There are some flaws too, here and there, in Mr Whitlam’s erudition; one of the mst obvious is that, according to him, Illyria (the setting of Shakespeare’s Twelfth Night and roughly situated in the area of today’s Albania) is in Italy, whereas it has never ever been an Italian province. After twenty odd pages tightly packed with a proliferation of English authors and works who have shown a partiality for an Italian connection, we are not given the satisfaction of discovering where their so-called ‘fascination’ with Italy (as Mr. Whitlam puts it) stemmed from; all we are informed about is that those authors often chose to draw inspiration from Italian sources instead of more understandably relying for it on the wealth of their national heritage. Mr Whitlam’s survey is too ambitious: to cover six centuries of literature in two countries, as well as trying to prove his initial argument in so short a space, is only destined to result in generalisations, and awkwardness if not lack of judgement.
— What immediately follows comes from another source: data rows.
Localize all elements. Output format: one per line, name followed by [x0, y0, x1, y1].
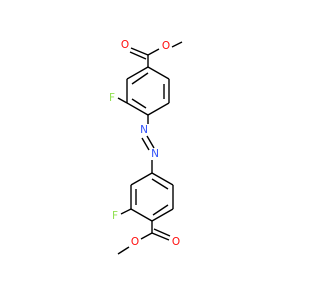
- bond: [129, 51, 147, 60]
- atom-n-upper: N: [140, 124, 148, 136]
- bond: [130, 47, 149, 56]
- bond: [147, 66, 170, 80]
- bond: [131, 72, 149, 85]
- bond: [153, 228, 171, 237]
- bond: [131, 98, 147, 109]
- bond: [152, 204, 169, 216]
- atom-o-carbonyl-bottom: O: [172, 236, 180, 248]
- atom-f-top: F: [109, 92, 115, 104]
- bond: [117, 246, 130, 255]
- bond: [140, 232, 153, 240]
- bond: [117, 97, 128, 104]
- bond: [146, 135, 155, 149]
- bond: [120, 208, 132, 215]
- bond: [126, 102, 149, 116]
- bond: [147, 102, 170, 116]
- bond: [147, 48, 160, 56]
- atom-o-carbonyl-top: O: [121, 39, 129, 51]
- atom-n-lower: N: [151, 148, 159, 160]
- bond: [151, 178, 169, 190]
- atom-f-bottom: F: [112, 210, 118, 222]
- atom-o-ester-top: O: [162, 40, 170, 52]
- bond: [130, 208, 153, 222]
- bond: [141, 137, 150, 151]
- bond: [171, 41, 183, 48]
- bond: [130, 172, 153, 186]
- bond: [151, 172, 174, 186]
- bond: [126, 66, 149, 80]
- atom-o-ester-bottom: O: [131, 236, 139, 248]
- bond: [151, 208, 174, 222]
- bond: [151, 232, 170, 241]
- molecule-diagram: O O F N N F O O: [109, 39, 183, 255]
My next point concerns an aspect of the style rather than the contents of the paper. Although Mr Whitlam might resort to them to enliven a public address in another context, I believe that he should have left the occasional autobiographical digressions but of this one: they seem to be aimed at building his image as the Protector and Promoter of the Italian literary tradition in the Anglo-Saxon world, rather than adding something to our knowledge or to his presentation of the subject.
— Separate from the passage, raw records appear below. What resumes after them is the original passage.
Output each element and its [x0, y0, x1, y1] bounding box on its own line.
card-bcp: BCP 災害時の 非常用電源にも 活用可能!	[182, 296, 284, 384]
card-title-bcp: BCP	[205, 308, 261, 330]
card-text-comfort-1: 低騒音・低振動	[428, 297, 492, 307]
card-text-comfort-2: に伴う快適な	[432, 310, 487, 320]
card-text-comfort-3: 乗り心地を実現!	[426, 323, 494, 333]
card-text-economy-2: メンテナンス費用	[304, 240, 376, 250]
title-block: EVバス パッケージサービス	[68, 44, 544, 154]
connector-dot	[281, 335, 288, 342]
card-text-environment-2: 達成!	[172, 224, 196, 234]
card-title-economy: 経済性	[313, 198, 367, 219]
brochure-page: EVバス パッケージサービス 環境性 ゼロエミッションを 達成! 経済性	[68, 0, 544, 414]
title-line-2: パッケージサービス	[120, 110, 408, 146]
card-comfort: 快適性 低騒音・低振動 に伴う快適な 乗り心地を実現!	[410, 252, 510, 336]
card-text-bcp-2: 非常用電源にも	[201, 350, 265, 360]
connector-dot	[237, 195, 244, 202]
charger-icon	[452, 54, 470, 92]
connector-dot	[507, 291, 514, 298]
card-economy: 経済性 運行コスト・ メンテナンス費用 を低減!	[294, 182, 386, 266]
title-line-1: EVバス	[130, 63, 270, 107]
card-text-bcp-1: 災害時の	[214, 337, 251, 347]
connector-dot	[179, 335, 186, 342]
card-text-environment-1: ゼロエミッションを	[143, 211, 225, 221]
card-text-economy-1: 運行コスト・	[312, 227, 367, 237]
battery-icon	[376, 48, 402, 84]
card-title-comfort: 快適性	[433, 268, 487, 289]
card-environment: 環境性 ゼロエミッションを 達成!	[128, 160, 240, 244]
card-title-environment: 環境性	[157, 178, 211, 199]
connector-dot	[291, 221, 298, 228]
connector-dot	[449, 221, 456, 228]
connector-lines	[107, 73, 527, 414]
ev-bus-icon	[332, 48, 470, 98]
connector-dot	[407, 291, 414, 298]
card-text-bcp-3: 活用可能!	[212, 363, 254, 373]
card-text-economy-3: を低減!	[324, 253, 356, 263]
I do not see how Mr Whitlam ‘s pamphlet could be described as ‘potentially stimulating’ towards a major research project: the lack of a consistent and cohesive· methodological criterion in his approach to and handling of the topic, beside the descriptive, and even casual, rather than critical analysis of the subject might discourage instead of promoting further enquiries into the field. To conclude, I would like to make but one more suggestion. Would Mr Whitlam, please brush up his French (or his Italian ): the word ‘forte’, used in the context of someone’s strong point, is not, as he claims, a French word, but an Italian one. It is one more authentic example of the living Italian influence on English culture . . . and he missed it!